Şeyh Kasım, Filistin’in kurtuluşu ve işgale karşı direniş konusunda İran İslam Cumhuriyeti ile aynı görüşte olduklarını söyledi ve şunu vurguladı: 'Son nefese kadar savunma ve direnme kararı aldık; eğer düşman isterse direnişi silahsızlandırma girişimini kendisi denesin.'
Hükümetin Yeniden İnşa Sorumluluğu Var
Hizbullah Genel Sekreteri, hükümetin yeniden inşa sorumluluğu bulunduğunu, imkânlar ölçüsünde yeniden inşa çalışmalarına başlaması gerektiğini ve kendilerinin de ellerinden geldiğince yardım edeceklerini kaydetti.
Şeyh Kasım, Gazze’deki Hamas’ın durumu nedeniyle daha fazla bir kazanım elde etme imkânı olmadığını ve Lübnanlı esirlerin serbest bırakılamadığını söyledi.

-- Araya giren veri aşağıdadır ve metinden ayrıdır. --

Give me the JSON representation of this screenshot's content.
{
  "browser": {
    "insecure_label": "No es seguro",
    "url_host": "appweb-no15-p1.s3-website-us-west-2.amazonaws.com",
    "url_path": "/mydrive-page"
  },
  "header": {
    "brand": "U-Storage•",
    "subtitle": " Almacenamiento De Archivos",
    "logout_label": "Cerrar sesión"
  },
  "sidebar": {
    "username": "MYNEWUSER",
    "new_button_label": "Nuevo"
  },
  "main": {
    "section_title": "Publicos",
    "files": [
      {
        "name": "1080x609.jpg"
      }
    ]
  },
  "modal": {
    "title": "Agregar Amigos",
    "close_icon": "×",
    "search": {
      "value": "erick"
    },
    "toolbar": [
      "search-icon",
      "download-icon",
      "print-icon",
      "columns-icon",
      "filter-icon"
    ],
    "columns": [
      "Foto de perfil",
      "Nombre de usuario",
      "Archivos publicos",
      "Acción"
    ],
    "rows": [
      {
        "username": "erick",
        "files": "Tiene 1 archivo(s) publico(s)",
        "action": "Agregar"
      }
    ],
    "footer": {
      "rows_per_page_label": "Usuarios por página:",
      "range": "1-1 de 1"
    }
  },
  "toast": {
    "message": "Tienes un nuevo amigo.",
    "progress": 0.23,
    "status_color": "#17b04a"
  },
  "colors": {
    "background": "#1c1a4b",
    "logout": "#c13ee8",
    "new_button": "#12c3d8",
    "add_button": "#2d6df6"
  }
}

Lübnanlı esirlerin kurtarılmasından hükümetin sorumlu olduğunu ve bu dosyanın takip edilmesi ve daha fazla adım atılması gerektiğini ifade etti.
Hizbullah Genel Sekreteri, Nevaf Selam hükümetine karşı iyimser olduklarını, onunla iş birliği yapmak istediklerini, anlaşmazlık istemediklerini, ülkenin birlik ve bütünlüğünü ve hükümetin başarılı olmasını arzu ettiklerini sözlerine ekledi.

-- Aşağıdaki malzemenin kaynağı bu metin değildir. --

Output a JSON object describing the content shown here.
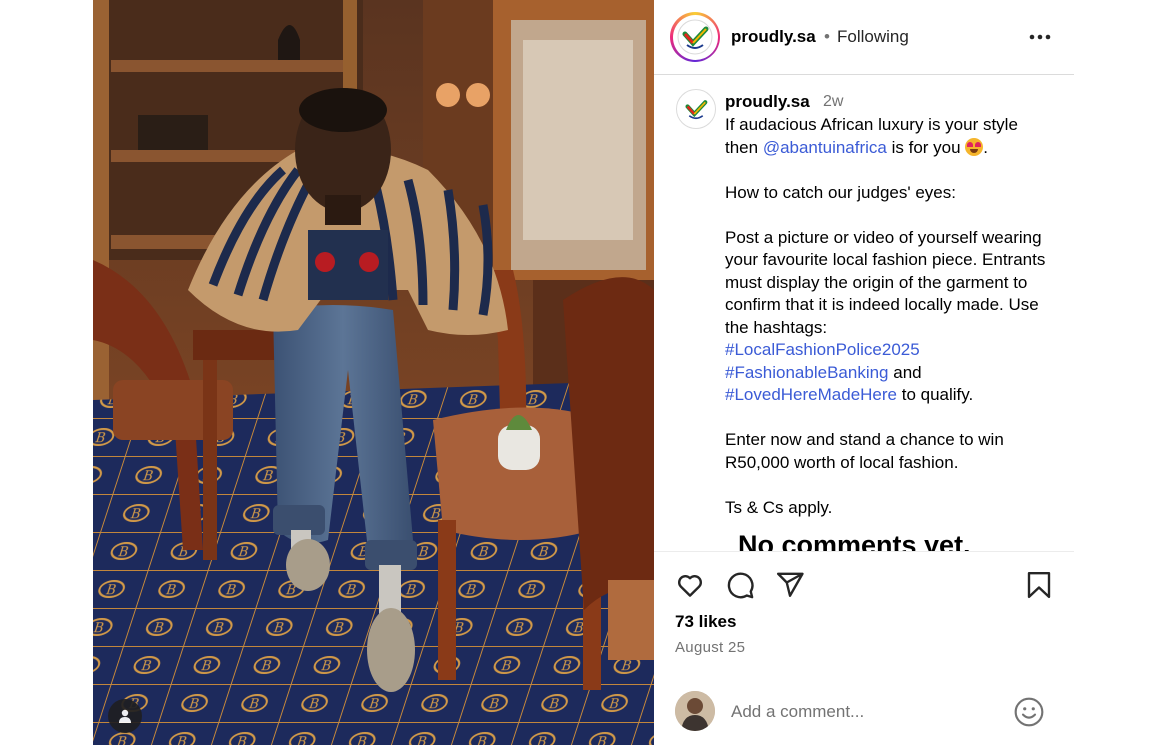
{
  "post": {
    "author": "proudly.sa",
    "separator": "•",
    "follow_status": "Following",
    "caption_time": "2w",
    "caption_line1": "If audacious African luxury is your style then ",
    "mention": "@abantuinafrica",
    "caption_line1_end": " is for you ",
    "caption_line1_tail": ".",
    "caption_p2": "How to catch our judges' eyes:",
    "caption_p3": "Post a picture or video of yourself wearing your favourite local fashion piece. Entrants must display the origin of the garment to confirm that it is indeed locally made. Use the hashtags:",
    "hashtag1": "#LocalFashionPolice2025",
    "hashtag2": "#FashionableBanking",
    "and_word": " and",
    "hashtag3": "#LovedHereMadeHere",
    "qualify": " to qualify.",
    "caption_p4": "Enter now and stand a chance to win R50,000 worth of local fashion.",
    "caption_p5": "Ts & Cs apply.",
    "no_comments": "No comments yet.",
    "likes": "73 likes",
    "date": "August 25",
    "comment_placeholder": "Add a comment..."
  },
  "icons": {
    "more": "more-options-icon",
    "like": "heart-icon",
    "comment": "comment-icon",
    "share": "share-icon",
    "save": "bookmark-icon",
    "emoji": "smiley-icon",
    "tagged": "person-icon"
  },
  "colors": {
    "link": "#3b5bd6",
    "muted": "#737373",
    "divider": "#dbdbdb"
  }
}
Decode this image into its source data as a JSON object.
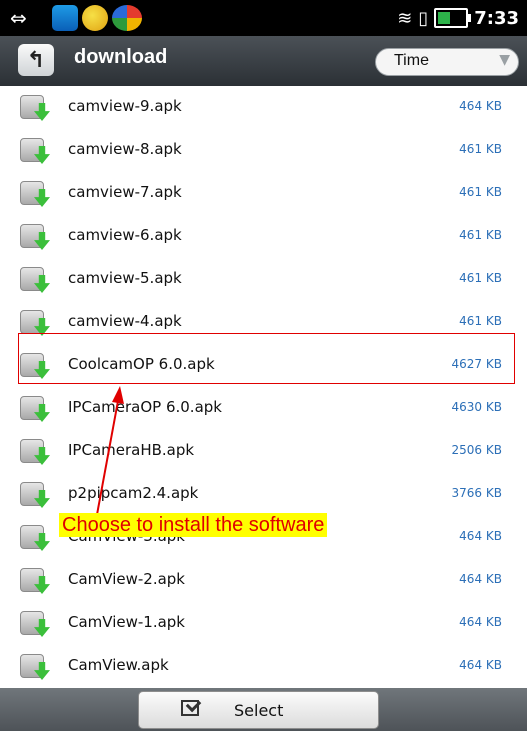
{
  "status_bar": {
    "usb_icon": "usb-icon",
    "app_icons": [
      "app-icon-1",
      "app-icon-2",
      "app-icon-3"
    ],
    "wifi_icon": "wifi-icon",
    "vibrate_icon": "vibrate-icon",
    "battery_icon": "battery-charging-icon",
    "time": "7:33"
  },
  "header": {
    "up_icon": "up-arrow-icon",
    "folder": "download",
    "sort_label": "Time"
  },
  "files": [
    {
      "name": "camview-9.apk",
      "size": "464 KB"
    },
    {
      "name": "camview-8.apk",
      "size": "461 KB"
    },
    {
      "name": "camview-7.apk",
      "size": "461 KB"
    },
    {
      "name": "camview-6.apk",
      "size": "461 KB"
    },
    {
      "name": "camview-5.apk",
      "size": "461 KB"
    },
    {
      "name": "camview-4.apk",
      "size": "461 KB"
    },
    {
      "name": "CoolcamOP 6.0.apk",
      "size": "4627 KB"
    },
    {
      "name": "IPCameraOP 6.0.apk",
      "size": "4630 KB"
    },
    {
      "name": "IPCameraHB.apk",
      "size": "2506 KB"
    },
    {
      "name": "p2pipcam2.4.apk",
      "size": "3766 KB"
    },
    {
      "name": "CamView-3.apk",
      "size": "464 KB"
    },
    {
      "name": "CamView-2.apk",
      "size": "464 KB"
    },
    {
      "name": "CamView-1.apk",
      "size": "464 KB"
    },
    {
      "name": "CamView.apk",
      "size": "464 KB"
    }
  ],
  "annotation": {
    "text": "Choose  to  install the  software",
    "color": "#e00000",
    "highlight_color": "#ffff00"
  },
  "bottom": {
    "select_label": "Select"
  }
}
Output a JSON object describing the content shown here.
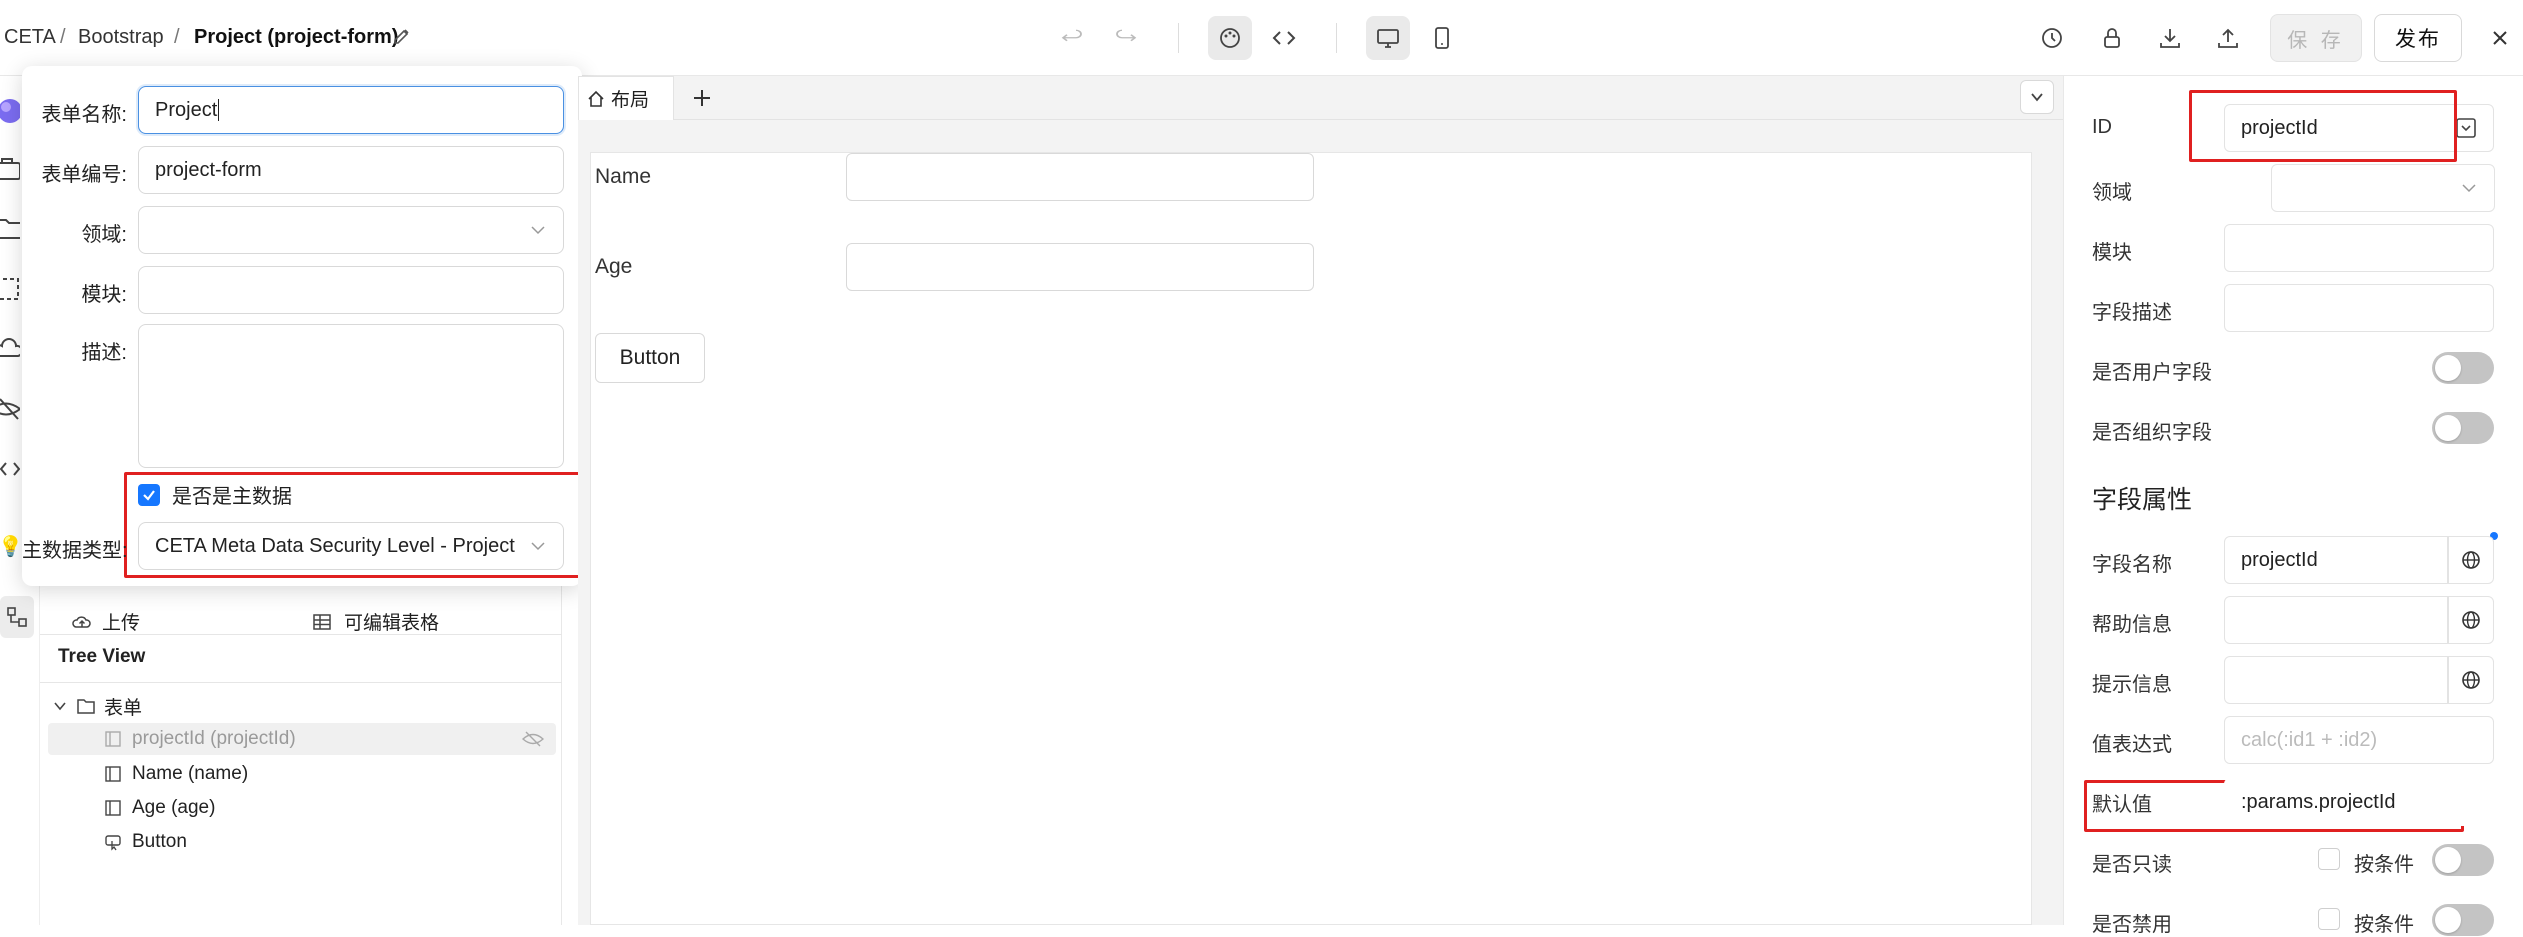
{
  "breadcrumb": {
    "root": "CETA",
    "sep1": "/",
    "level1": "Bootstrap",
    "sep2": "/",
    "current": "Project (project-form)"
  },
  "toolbar": {
    "save_label": "保 存",
    "publish_label": "发布"
  },
  "popover": {
    "form_name_label": "表单名称:",
    "form_name_value": "Project",
    "form_code_label": "表单编号:",
    "form_code_value": "project-form",
    "domain_label": "领域:",
    "module_label": "模块:",
    "desc_label": "描述:",
    "master_data_label": "是否是主数据",
    "master_type_label": "主数据类型:",
    "master_type_value": "CETA Meta Data Security Level - Project"
  },
  "components": {
    "upload": "上传",
    "editable_table": "可编辑表格"
  },
  "tree": {
    "title": "Tree View",
    "root": "表单",
    "items": [
      "projectId (projectId)",
      "Name (name)",
      "Age (age)",
      "Button"
    ]
  },
  "canvas": {
    "tab_label": "布局",
    "fields": [
      {
        "label": "Name"
      },
      {
        "label": "Age"
      }
    ],
    "button_label": "Button"
  },
  "props": {
    "id_label": "ID",
    "id_value": "projectId",
    "domain_label": "领域",
    "module_label": "模块",
    "field_desc_label": "字段描述",
    "is_user_field_label": "是否用户字段",
    "is_org_field_label": "是否组织字段",
    "section_title": "字段属性",
    "field_name_label": "字段名称",
    "field_name_value": "projectId",
    "help_label": "帮助信息",
    "hint_label": "提示信息",
    "value_expr_label": "值表达式",
    "value_expr_placeholder": "calc(:id1 + :id2)",
    "default_label": "默认值",
    "default_value": ":params.projectId",
    "readonly_label": "是否只读",
    "by_condition_label": "按条件",
    "disabled_label": "是否禁用",
    "by_condition_label2": "按条件"
  }
}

Başbakanla Aramda Sorun Yok
Şeyh Kasım, başbakanla aralarında bir sorun olmadığını, iş birliğine hazır olduklarını ve başbakan bir adım atarsa kendilerinin on adım atacaklarını söyledi.
Hizbullah Genel Sekreteri, Lübnan ordusunun vatansever ve vatan dostu bir ordu olduğunu, geçmişte ve bugün iyi performans sergilediğini ve direniş olarak onların yanında olduklarını ifade etti.
Şeyh Kasım, parlamento seçimlerinin öngörülen zamanda ve mevcut kanunlara göre yapılması gerektiğini; seçimlerin geciktirilmesinin fayda sağlamayacağını, aksi halde başka amaçlar güdüldüğünü söyledi.
Hizbullah Genel Sekreteri, işleri düzene koymak için seçimlerin yapılmasını istediklerini, bu yolla varlık alanlarını kanıtlamak istediklerini ve belki parlamentodaki dengelerin de değişebileceğini sözlerine ekledi.
Şeyh Kasım şunu vurguladı: Yasalar tüm Lübnan vatandaşlarına haklar tanımıştır ve hiçbir yetkili Amerika’nın kararlarını ve taleplerini uygulama yetkisine sahip değildir.